The three siblings, all from Greenwich, were working for the Black Axe gang and laundered the proceeds of hundreds of frauds between 2007 and 2015.
Okemiorukaye Nakpodia, 56, of Merbury Close was found guilty of conspiracy to money launder at Woolwich Crown Court on May 8.
Esther Nakpodia, 35, of Charlton Church Lane and Unuakpotovo Nakpodia, 46, of Wellington Street both pleaded guilty at an earlier hearing.
The leader of the Black Axe gang, Augustus Bemigho-Eyeoyibo, is the brother-in-law of the three defendants.
Black Axe is a banned organisation in Nigeria and has been linked to decades of murders, rapes, extortion and drug dealing in Nigeria and across the world, with members allegedly swearing a ‘blood oath’ to join.
Esther and Unuakpotovo Nakpodia are also subject to extradition proceedings concerning advance fee frauds in Greece, to be held at Westminster Magistrates’ Court at a later date and the three will next appear at Woolwich Crown Court on May 24 for sentencing.
Philip Slough, lawyer for the CPS, said: “We were able to show the Nakpodias were talking to Augustus Bemigho-Eyeoyibo, the leader of Black Axe, based on conversations found on their devices.
They talked about the amounts, and what to do with the funds after they arrived, including how much to keep for themselves.
“This strong evidence confirmed that the Nakpodias had been actively involved for a number of years in a conspiracy to launder money which had been stolen by others using phone and email scams.
“This prosecution will play a role in starving a dangerous criminal gang of funds and we will seek to recover their proceeds of crime at a later hearing.”
Mr Slough added: “Esther Nakpodia claimed to have never heard of Black Axe, denying links to the organisation – this despite the fact her sister has been married to the group’s leader for 14 years.
“Esther denied knowing that Augustus Bemigho-Eyeoyibo is involved in gang activity, and said she believed he was a reputable business man.
She accepted being in possession of £28,000 when arrested – this was money withdrawn from her bank account and was taking it with her to Nigeria to give to her sister and brother-in-law in person.
“A number of incriminating text messages were found on her mobile phone seized from her upon arrest, revealing her deep involvement in the laundering of these funds.
“Unuakpotovo Nakpodia admitted opening and controlling numerous bank accounts between January 2007 and February 2015.
She received more than £700,000 of suspicious payments from between 65-70 unconnected parties in 16 different countries.

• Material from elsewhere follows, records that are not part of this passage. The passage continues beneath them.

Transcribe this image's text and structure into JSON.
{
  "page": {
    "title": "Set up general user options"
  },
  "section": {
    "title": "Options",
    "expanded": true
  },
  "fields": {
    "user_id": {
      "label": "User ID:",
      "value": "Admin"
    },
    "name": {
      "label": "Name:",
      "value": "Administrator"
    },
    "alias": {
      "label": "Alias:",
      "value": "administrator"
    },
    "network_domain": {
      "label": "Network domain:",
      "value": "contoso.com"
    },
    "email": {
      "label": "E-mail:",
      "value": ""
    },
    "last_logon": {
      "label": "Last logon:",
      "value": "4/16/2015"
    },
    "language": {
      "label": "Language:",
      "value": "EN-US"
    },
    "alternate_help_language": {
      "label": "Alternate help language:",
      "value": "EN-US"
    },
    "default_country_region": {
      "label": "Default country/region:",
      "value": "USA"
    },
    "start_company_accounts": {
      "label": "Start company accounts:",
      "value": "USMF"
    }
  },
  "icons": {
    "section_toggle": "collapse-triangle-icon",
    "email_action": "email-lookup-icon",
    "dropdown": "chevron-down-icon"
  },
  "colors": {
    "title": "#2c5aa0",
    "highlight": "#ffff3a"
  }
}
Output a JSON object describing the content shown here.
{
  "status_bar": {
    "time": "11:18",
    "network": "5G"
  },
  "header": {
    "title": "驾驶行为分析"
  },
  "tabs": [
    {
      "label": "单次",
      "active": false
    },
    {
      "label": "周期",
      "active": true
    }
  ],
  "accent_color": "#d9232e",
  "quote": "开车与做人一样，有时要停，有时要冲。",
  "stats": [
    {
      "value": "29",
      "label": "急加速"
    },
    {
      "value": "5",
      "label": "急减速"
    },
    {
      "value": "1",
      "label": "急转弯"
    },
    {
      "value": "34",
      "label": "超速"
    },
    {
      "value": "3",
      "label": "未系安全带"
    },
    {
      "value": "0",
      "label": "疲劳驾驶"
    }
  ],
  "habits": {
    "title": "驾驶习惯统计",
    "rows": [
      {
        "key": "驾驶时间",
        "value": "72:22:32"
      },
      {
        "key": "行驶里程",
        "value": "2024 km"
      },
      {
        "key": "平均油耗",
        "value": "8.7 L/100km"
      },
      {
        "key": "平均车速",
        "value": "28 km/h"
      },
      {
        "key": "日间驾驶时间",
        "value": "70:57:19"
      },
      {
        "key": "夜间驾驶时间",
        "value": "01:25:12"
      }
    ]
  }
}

“Unuakpotovo also denied being part of a conspiracy to money launder the proceeds of crime.
“Okemiorukaye Nakpodia accepted all transactions relating to the bank accounts attributed to him – he received nearly £50,000 of direct suspicious payments from eight unconnected third parties in three different countries.
He claimed not to know the source of these transfers.”